The feathers and skin goes into the same garbage bag as the legs, wings and head.  Once the bird is de-skinned it is time to remove the entrails.  Open the birds chest with the small sharp knife and reach in, grasping all the internal organs and intestines, pulling them out and placing all the guts in the garbage bag.  Try not to puncture to intestines.  Be sure to remove all internal parts and wash the cleaned bird down with the pressurized water nozzle.  Wash the carcass even more thoroughly if the intestines are punctures during the cleaning process.


Cleaned critters can be cooked immediately or wrapped in plastic grocery bags and placed in the freezer.

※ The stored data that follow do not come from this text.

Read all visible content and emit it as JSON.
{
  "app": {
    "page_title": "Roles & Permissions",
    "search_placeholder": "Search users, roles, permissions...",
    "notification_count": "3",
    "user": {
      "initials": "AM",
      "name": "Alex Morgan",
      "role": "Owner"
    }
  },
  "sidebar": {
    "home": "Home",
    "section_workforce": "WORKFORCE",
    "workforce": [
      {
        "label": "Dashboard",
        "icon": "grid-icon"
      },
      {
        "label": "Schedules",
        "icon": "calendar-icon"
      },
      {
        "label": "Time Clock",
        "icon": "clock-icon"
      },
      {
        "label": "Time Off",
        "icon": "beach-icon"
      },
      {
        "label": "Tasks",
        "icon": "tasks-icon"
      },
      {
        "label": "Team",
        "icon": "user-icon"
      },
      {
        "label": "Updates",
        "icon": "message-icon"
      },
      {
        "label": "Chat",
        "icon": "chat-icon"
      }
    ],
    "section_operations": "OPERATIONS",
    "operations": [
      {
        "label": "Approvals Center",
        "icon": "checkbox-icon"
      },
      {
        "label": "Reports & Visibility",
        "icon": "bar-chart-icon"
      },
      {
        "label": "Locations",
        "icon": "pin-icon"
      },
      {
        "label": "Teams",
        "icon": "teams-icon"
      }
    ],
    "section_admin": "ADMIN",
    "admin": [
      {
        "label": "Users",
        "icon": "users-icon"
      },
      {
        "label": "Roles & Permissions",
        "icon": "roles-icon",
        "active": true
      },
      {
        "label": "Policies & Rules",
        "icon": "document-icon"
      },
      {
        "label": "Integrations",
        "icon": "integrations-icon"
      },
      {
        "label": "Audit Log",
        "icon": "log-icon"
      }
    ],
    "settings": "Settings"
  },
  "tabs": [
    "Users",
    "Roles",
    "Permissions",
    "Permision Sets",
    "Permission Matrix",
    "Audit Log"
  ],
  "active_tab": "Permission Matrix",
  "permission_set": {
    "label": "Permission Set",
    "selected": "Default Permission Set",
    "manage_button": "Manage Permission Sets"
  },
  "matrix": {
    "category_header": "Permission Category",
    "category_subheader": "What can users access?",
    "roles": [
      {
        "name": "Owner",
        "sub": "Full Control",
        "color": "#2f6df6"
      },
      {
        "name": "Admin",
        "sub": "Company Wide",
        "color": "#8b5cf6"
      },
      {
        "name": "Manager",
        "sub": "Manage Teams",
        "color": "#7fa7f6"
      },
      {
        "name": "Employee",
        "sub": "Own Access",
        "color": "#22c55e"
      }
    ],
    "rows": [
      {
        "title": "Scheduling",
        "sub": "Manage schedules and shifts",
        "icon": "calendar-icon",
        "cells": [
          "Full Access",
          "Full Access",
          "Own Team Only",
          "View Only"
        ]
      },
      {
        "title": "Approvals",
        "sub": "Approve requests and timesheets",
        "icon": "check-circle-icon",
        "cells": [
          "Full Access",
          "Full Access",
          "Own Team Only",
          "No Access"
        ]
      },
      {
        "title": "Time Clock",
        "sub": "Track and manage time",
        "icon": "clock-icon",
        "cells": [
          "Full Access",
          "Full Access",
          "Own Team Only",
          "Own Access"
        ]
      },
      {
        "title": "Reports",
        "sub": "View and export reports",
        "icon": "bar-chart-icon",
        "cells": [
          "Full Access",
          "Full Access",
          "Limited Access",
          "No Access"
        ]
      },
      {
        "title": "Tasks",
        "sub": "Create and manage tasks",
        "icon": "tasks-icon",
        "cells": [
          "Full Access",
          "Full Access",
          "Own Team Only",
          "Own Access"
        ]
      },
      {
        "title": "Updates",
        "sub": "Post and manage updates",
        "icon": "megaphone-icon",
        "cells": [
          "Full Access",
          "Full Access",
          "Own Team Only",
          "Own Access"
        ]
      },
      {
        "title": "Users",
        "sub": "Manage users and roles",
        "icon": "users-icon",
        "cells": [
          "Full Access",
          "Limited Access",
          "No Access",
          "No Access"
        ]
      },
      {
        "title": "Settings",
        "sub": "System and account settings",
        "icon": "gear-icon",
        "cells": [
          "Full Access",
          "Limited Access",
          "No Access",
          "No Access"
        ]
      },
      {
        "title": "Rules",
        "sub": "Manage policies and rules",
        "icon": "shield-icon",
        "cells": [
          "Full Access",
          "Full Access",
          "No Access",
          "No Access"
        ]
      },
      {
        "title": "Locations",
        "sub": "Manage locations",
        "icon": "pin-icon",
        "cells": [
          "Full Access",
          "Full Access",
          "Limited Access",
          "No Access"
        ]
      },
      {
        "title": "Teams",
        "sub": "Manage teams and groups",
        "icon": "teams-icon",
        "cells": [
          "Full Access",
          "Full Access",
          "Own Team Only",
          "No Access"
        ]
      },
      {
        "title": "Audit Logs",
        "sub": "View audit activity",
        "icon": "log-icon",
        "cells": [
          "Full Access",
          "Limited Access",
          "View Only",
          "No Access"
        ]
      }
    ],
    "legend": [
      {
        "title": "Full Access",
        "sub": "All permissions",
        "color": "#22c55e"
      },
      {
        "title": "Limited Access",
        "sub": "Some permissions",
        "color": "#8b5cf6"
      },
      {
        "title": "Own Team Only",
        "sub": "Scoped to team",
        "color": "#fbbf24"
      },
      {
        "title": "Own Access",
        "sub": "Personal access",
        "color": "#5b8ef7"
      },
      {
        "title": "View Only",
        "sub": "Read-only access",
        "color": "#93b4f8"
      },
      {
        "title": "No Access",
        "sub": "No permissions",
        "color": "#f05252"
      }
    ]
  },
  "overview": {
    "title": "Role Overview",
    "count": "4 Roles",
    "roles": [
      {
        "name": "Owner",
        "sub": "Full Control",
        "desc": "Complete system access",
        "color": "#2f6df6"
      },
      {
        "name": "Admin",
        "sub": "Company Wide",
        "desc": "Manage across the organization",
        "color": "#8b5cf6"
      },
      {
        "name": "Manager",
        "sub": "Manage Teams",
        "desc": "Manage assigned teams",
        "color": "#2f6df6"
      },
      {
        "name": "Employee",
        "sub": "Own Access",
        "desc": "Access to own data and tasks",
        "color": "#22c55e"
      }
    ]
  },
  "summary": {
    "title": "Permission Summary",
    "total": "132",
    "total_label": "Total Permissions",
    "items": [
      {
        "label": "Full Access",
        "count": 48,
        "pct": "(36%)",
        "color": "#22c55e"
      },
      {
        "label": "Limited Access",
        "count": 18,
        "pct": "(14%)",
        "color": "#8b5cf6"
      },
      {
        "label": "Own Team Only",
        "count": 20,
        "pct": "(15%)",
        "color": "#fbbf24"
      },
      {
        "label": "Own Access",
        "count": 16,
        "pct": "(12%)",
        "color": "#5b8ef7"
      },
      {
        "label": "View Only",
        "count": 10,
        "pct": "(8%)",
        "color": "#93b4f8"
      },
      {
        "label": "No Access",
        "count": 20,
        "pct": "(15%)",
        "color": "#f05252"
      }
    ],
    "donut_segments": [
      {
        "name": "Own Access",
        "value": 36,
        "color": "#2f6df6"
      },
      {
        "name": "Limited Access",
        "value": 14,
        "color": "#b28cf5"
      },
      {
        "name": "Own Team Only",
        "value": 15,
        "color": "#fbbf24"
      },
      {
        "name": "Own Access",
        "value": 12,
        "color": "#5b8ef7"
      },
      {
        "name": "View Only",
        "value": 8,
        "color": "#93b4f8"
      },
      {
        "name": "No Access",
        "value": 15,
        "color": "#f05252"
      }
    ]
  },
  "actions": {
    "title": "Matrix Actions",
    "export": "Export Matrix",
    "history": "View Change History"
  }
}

Urban Farm critters that are allowed to free range grow tough and stringy very quickly.  If you choose to eat your animals, consider cleaning the young and tender.  Sinewy meat may smell good in the oven baking or on the range frying but once stuck tightly in between teeth, opinions quickly change.


Killing and dressing your Urban Farm fowl and rabbits is the most honorable way to eat meat if you choose to do so.  Taking full responsibility for the death of and cleaning the of a creature before enjoying his or her meat is an educational opportunity.  Understanding the full impact of meat’s life cycle creates sustainability, it creates an intimate awareness of our actions.  Though we may choose for a season to ignore how  grocery store meat arrived on the shelves or in the freezer, the ignorance will eventually catch us individually and as a nation.  Participatory meat preparation celebrates the gift of meat made by your critter and sheds light on the true value of life.


Even better, consider becoming a vegetarian.  This may be easier than you think, for once you experience killing and dressing out a bird or rabbit, your personal attitude concerning carnivorous habits may change.   


Judy may agree to eat some of the ducks, geese and turkey that are already put in the freezer, but meanwhile it is still summer and it is easier to have a vegetarian diet supplemented with our fresh eggs and organic yogurt right now.   Me; due to the spiritual complexity and cost effectiveness of killing and dressing out, I am pretty much done with the meat (though it is amazing just how quickly we soon sometimes forget).